I acknowledge Moloch as the Great Enemy. I do not think surrogacy or artificial wombs feeds it, and certainly doesn't strengthen it more than it strengthens us.

I would like transhumanism to be deliberate, in other words, rather than allowing it to emerge accidentally.

This is sadly a lost cause. But even I want transhumanism to be optional, and I have no issue with people who don't seek to embrace it. If people want to cling to the baseline human form, let them. I'm for being generous to them, giving them food and shelter, outright UBI. All I ask is that they don't get in the way of those with higher ambitions. And if their excuse is that they can't let me do as I wish, when it doesn't directly harm them, then the only option is war. I don't want that, but I'll do it if necessary. The tree of liberty might need regular watering.

I'm not saying you should be mad if future humans are bio-printed. I'm saying bio-printed people won't be humans, so it's a better future where our decision to bio-print transhumans fully accounts for the differences that will emerge between evolved beings, and designed ones. Especially if (when) the designed ones become noticeably superior in every way, given our own tendency to use as commodities those beings we regard as beneath us. If transhumans share this tendency, such future humans as may remain will be in some trouble.

I disagree that such people aren't human. I do, however, think that they are a better class of human than we are. Smarter, stronger, likely more moral and less prone to our failings. I seek to become them, and if that's not an option, ennoble my descendants.

Are baseline humans quite rightly concerned by the possibility of such a superior clade? Hell yes.

If they're not slightly anxious about potential replacement by beings smarter and more powerful than you, then they're a moron.
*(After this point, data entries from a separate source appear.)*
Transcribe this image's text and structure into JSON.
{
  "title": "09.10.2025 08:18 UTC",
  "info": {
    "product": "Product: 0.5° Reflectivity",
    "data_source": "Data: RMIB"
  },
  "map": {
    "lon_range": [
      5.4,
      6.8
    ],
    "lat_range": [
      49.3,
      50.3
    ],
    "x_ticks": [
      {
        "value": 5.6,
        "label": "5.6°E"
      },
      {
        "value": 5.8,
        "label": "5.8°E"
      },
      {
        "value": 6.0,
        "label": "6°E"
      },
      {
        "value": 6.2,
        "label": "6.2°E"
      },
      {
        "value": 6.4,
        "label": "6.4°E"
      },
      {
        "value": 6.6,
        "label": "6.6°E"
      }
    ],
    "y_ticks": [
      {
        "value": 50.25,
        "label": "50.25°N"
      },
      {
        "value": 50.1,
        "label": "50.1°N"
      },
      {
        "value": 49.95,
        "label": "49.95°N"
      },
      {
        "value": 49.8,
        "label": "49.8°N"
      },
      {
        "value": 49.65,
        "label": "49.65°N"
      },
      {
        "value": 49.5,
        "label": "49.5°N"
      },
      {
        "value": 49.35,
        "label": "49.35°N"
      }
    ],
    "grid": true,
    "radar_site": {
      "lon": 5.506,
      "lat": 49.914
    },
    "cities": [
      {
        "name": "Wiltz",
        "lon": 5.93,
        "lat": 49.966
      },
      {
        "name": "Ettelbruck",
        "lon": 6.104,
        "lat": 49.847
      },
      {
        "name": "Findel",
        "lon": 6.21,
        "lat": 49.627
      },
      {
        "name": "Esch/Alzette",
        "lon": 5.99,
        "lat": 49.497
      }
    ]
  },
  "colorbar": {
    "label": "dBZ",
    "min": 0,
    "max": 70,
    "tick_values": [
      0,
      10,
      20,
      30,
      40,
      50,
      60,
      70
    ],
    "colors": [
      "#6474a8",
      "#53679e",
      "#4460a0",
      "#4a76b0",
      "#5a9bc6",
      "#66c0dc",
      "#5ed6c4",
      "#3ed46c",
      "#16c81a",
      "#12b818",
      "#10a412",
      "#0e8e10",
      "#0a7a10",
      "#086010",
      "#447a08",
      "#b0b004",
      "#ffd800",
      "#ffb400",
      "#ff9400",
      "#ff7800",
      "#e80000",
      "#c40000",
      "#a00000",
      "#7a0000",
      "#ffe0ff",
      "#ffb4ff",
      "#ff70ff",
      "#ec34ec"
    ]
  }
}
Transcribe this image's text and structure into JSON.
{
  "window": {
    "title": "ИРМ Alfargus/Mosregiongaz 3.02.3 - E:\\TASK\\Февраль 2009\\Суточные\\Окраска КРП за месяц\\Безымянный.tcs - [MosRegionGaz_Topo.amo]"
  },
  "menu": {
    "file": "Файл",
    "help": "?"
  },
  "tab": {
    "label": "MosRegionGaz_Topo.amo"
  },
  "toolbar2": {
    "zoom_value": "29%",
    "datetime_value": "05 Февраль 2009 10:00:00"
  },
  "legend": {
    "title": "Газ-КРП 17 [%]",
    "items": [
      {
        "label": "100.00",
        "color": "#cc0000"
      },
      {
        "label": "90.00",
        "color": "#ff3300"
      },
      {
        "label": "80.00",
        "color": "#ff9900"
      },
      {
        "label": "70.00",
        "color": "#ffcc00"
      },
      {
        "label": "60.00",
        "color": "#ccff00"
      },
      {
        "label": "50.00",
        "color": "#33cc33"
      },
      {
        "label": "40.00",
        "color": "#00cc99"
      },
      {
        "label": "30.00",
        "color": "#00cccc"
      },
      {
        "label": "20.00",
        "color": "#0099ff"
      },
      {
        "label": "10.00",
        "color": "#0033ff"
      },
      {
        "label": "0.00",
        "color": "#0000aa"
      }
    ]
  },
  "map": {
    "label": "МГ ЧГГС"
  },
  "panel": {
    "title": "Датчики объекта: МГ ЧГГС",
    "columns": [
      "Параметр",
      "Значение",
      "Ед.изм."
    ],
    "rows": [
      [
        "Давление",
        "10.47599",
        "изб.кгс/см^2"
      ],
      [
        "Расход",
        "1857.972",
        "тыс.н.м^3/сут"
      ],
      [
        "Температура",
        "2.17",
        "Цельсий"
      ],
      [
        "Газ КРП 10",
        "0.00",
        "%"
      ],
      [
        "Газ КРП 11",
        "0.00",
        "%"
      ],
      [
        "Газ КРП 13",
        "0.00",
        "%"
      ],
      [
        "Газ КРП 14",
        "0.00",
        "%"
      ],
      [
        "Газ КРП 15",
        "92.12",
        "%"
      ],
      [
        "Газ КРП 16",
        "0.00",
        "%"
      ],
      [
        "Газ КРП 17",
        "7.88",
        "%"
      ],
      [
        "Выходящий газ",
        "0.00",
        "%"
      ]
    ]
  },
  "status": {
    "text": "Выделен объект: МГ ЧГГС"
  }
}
You will inevitably find yourself at their mercy.

I, however, think it is possible to carefully engineer such posthumans, being they biological or otherwise, to still have empathy for their precursors. To actually extend us mercy, when we're at theirs. Any who can join them, should. We should also coordinate to prevent a Molochian tragedy where the universe is colonized by ever spreading swarms of minimally sentient Von Neumanns. But this doesn't stop me from being ready to fight to be better, and more free.